About the Artist, Lego Classicists & Pop Art
Liam D. Jensen is a filmmaker, historical archivist and since 2016, a pop artist working in the medium of LEGO. He is a fourth generation artist.
In 2016 Jensen established Lego Classicists, a history and pop art initiative that combines his skills and experiences in film, history and popular culture, that was created to celebrate the ancient world, its current relevance and the people who study it. As a pop artist, he aims to challenge the definition and meaning of art, and through the use of LEGO as a medium to pose questions about social, cultural and philosophical ideology and issues.
Jensen’s Lego Classicists work includes portraits of many international classics identities including Prof. Dame Mary Beard, Prof. Andrew Wallace- Hadrill, Prof. Massimo Osanna, Natalie Haynes and Stephen Fry. Articles about his work have been published internationally including by the BBC, the Greek Herald and Antike Welt, and his work has been displayed at the British Museum, the Jönköpings läns Museum and the Chau Chak Wing Museum at the University of Sydney.
Through Lego Classicists, Jensen has collaborated on projects with institutions including the J. Paul Getty Museum, the British Museum and most recently, the British School at Athens.
More About Pop Art
Pop Art is a perhaps surprisingly sophisticated genre of art. It uses images and iconography of pop culture and everyday objects to beguile the viewer, just as advertising does, into a false sense of security. Because pop art images are usually simplified and brightly coloured and their subjects are instantly recognizable, they are accessible and engaging in a way that immediately attracts the eye.

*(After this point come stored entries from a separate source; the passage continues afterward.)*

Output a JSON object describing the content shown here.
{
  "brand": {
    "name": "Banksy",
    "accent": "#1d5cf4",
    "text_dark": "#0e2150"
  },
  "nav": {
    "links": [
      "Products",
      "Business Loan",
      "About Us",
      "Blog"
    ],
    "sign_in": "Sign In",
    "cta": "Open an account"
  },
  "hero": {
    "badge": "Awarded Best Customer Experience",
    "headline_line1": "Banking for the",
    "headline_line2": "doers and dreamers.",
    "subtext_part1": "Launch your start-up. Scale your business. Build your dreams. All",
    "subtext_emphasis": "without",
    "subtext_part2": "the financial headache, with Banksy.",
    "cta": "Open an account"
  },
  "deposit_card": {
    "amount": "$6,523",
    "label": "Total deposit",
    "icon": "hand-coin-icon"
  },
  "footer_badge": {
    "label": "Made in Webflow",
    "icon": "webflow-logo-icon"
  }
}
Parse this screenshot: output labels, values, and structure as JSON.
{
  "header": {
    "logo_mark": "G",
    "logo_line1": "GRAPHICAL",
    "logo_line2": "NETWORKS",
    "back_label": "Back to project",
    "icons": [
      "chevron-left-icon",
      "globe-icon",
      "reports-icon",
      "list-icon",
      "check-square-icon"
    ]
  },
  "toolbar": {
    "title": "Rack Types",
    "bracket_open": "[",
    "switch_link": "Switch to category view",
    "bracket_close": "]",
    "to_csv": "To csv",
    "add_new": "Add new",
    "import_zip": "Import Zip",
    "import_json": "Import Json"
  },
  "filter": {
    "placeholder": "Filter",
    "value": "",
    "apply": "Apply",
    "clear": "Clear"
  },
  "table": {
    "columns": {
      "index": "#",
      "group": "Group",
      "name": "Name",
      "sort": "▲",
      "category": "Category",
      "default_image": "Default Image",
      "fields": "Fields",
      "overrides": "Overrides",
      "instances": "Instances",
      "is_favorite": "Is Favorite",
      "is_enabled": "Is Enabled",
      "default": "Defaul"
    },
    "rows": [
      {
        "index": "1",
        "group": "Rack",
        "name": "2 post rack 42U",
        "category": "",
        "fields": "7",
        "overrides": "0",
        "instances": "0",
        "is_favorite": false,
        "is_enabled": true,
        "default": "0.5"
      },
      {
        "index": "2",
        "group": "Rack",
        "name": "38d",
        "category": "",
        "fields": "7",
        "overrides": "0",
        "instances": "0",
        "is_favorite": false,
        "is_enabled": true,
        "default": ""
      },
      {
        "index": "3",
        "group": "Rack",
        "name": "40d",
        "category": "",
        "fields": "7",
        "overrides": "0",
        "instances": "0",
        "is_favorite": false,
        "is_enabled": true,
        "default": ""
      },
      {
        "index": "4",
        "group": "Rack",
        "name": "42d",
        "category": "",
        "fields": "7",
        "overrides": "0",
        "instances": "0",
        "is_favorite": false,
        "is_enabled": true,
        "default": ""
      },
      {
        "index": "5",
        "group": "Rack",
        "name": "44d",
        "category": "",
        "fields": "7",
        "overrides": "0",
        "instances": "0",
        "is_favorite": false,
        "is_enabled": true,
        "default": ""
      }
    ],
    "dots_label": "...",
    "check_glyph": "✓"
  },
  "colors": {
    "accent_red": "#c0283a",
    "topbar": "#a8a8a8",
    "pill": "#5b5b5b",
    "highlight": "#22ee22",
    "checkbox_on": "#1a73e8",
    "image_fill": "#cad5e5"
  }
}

The effect is that pop-art has an instant appeal to a wide and diverse audience.
However, once our eye has been attracted and we are lulled into thinking we understand what appears to be a simple message, we are tricked into questioning much about society, culture and ourselves. The prime function of pop art seems to be social reflection and critique following instant attraction.
The most famous pop-artist was Andy Warhol, who appropriated advertising images that were often identical to the products they portrayed, like the Campbell’s Soup series or his Brillo Box series, but which make us question the nature of art and society and which respond to a post World War II environment of advertising, consumerism, youth culture, energy and optimism. Roy Lichtenstein drew inspiration chiefly from comic books and pulp fiction and his work is ironic and perceptive, finding nuance and meaning in the unexpected hiding in full view, by honing in on cultural iconographic symbols and twisting them, investing them with poignancy, mystery and complexity.

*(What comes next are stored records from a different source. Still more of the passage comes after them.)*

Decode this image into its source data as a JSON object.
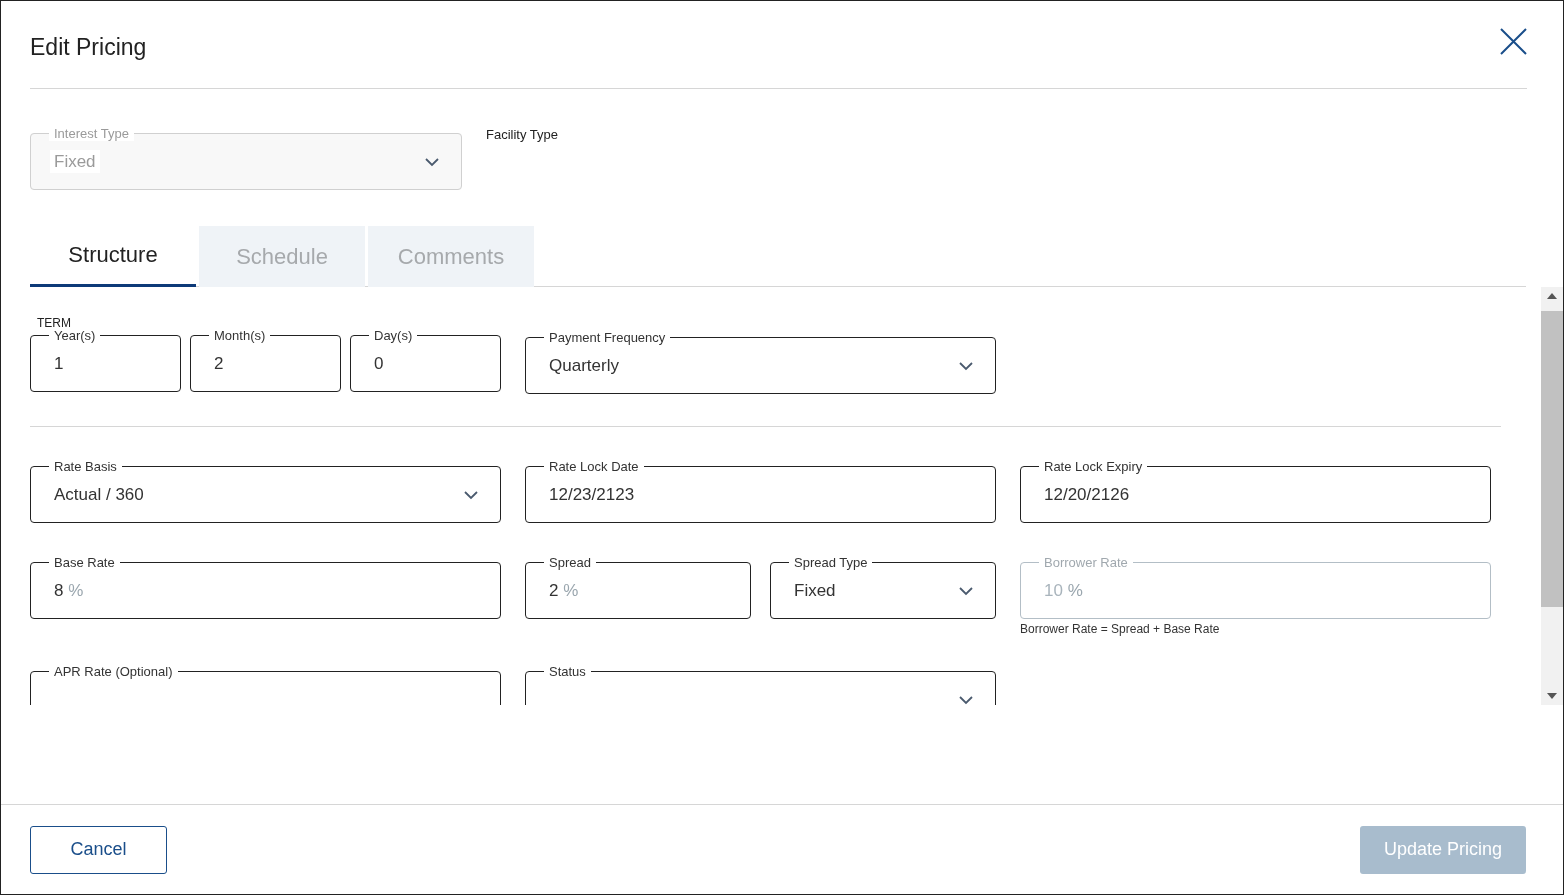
{
  "dialog": {
    "title": "Edit Pricing"
  },
  "interest_type": {
    "kind": "select",
    "label": "Interest Type",
    "value": "Fixed",
    "disabled": true
  },
  "facility_type": {
    "label": "Facility Type"
  },
  "tabs": [
    {
      "label": "Structure",
      "selected": true
    },
    {
      "label": "Schedule",
      "selected": false
    },
    {
      "label": "Comments",
      "selected": false
    }
  ],
  "sections": [
    {
      "rows": [
        [
          {
            "heading": "TERM",
            "fields": [
              {
                "kind": "text",
                "label": "Year(s)",
                "value": "1",
                "disabled": false
              },
              {
                "kind": "text",
                "label": "Month(s)",
                "value": "2",
                "disabled": false
              },
              {
                "kind": "text",
                "label": "Day(s)",
                "value": "0",
                "disabled": false
              }
            ]
          },
          {
            "fields": [
              {
                "kind": "select",
                "label": "Payment Frequency",
                "value": "Quarterly",
                "disabled": false
              }
            ]
          }
        ]
      ]
    },
    {
      "rows": [
        [
          {
            "fields": [
              {
                "kind": "select",
                "label": "Rate Basis",
                "value": "Actual / 360",
                "disabled": false
              }
            ]
          },
          {
            "fields": [
              {
                "kind": "text",
                "label": "Rate Lock Date",
                "value": "12/23/2123",
                "disabled": false
              }
            ]
          },
          {
            "fields": [
              {
                "kind": "text",
                "label": "Rate Lock Expiry",
                "value": "12/20/2126",
                "disabled": false
              }
            ]
          }
        ],
        [
          {
            "fields": [
              {
                "kind": "percent",
                "label": "Base Rate",
                "value": "8",
                "suffix": "%",
                "disabled": false
              }
            ]
          },
          {
            "fields": [
              {
                "kind": "percent",
                "label": "Spread",
                "value": "2",
                "suffix": "%",
                "disabled": false
              },
              {
                "kind": "select",
                "label": "Spread Type",
                "value": "Fixed",
                "disabled": false
              }
            ]
          },
          {
            "fields": [
              {
                "kind": "percent",
                "label": "Borrower Rate",
                "value": "10",
                "suffix": "%",
                "disabled": true
              }
            ],
            "helper": "Borrower Rate = Spread + Base Rate"
          }
        ],
        [
          {
            "fields": [
              {
                "kind": "text",
                "label": "APR Rate (Optional)",
                "disabled": false
              }
            ]
          },
          {
            "fields": [
              {
                "kind": "select",
                "label": "Status",
                "disabled": false
              }
            ]
          }
        ]
      ]
    }
  ],
  "buttons": [
    {
      "kind": "secondary",
      "label": "Cancel",
      "disabled": false
    },
    {
      "kind": "primary",
      "label": "Update Pricing",
      "disabled": true
    }
  ]
}
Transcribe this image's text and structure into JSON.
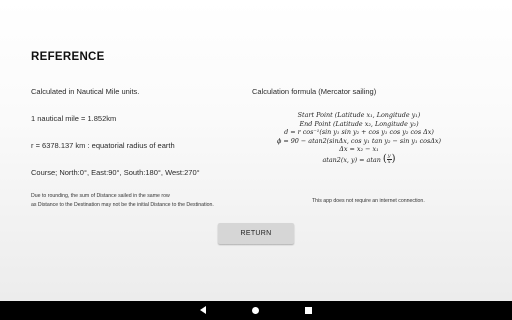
{
  "page": {
    "title": "REFERENCE",
    "units_note": "Calculated in Nautical Mile units.",
    "nautical_mile": "1 nautical mile = 1.852km",
    "earth_radius": "r = 6378.137 km : equatorial radius of earth",
    "course": "Course; North:0°, East:90°, South:180°, West:270°",
    "rounding_note_1": "Due to rounding, the sum of Distance sailed in the same row",
    "rounding_note_2": "as Distance to the Destination may not be the initial Distance to the Destination.",
    "formula_title": "Calculation formula (Mercator sailing)",
    "internet_note": "This app does not require an internet connection.",
    "return_label": "RETURN"
  },
  "formula": {
    "start": "Start Point (Latitude x₁, Longitude y₁)",
    "end": "End Point (Latitude x₂, Longitude y₂)",
    "distance": "d = r cos⁻¹(sin y₁ sin y₂ + cos y₁ cos y₂ cos Δx)",
    "bearing": "ϕ = 90 − atan2(sinΔx, cos y₁ tan y₂ − sin y₁ cosΔx)",
    "delta": "Δx = x₂ − x₁",
    "atan2_lhs": "atan2(x, y) = atan",
    "atan2_num": "y",
    "atan2_den": "x"
  },
  "navbar": {
    "back_icon": "back-triangle-icon",
    "home_icon": "home-circle-icon",
    "recents_icon": "recents-square-icon"
  }
}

Pop art as a movement developed in the 1950s following the years of deprivation and hardship caused by the Depression and World War II, and partially grew out of the Dada movement, and the intellectual, brightly coloured hard-edge work of Piet Mondrian which preceded it. It emerged in a number of Western countries but had its early roots in the United Kingdom through artists like Eduardo Paolozzi and Richard Hamilton. The industry of advertising itself chiefly developed in the 20th century through developments in technology of affordable colour printing like silk-screen printing and lithography, the portable camera, radio broadcasting, film and the motion picture, television and later the internet. Growing in tandem with the technological developments that gave birth to mass advertising was the easy identification and engagement with “celebrities” like movie stars, royals and the rich, who were seen widely in magazines, newspapers, on television and at the cinema. The development of rock music and the youth counter culture movement of the 1960s also led to a heightened interest in record cover design and alternative and student magazines and political posters, exemplified by the work of Australian artist Martin Sharp. Mass media, advertising, and social change therefore provided inspiration, the medium, the means and the language for artists to respond to their cultural experiences of the life that surrounded them.
Pop artists appropriate the visual language and imagery of widely accessible popular culture to respond to and critique it.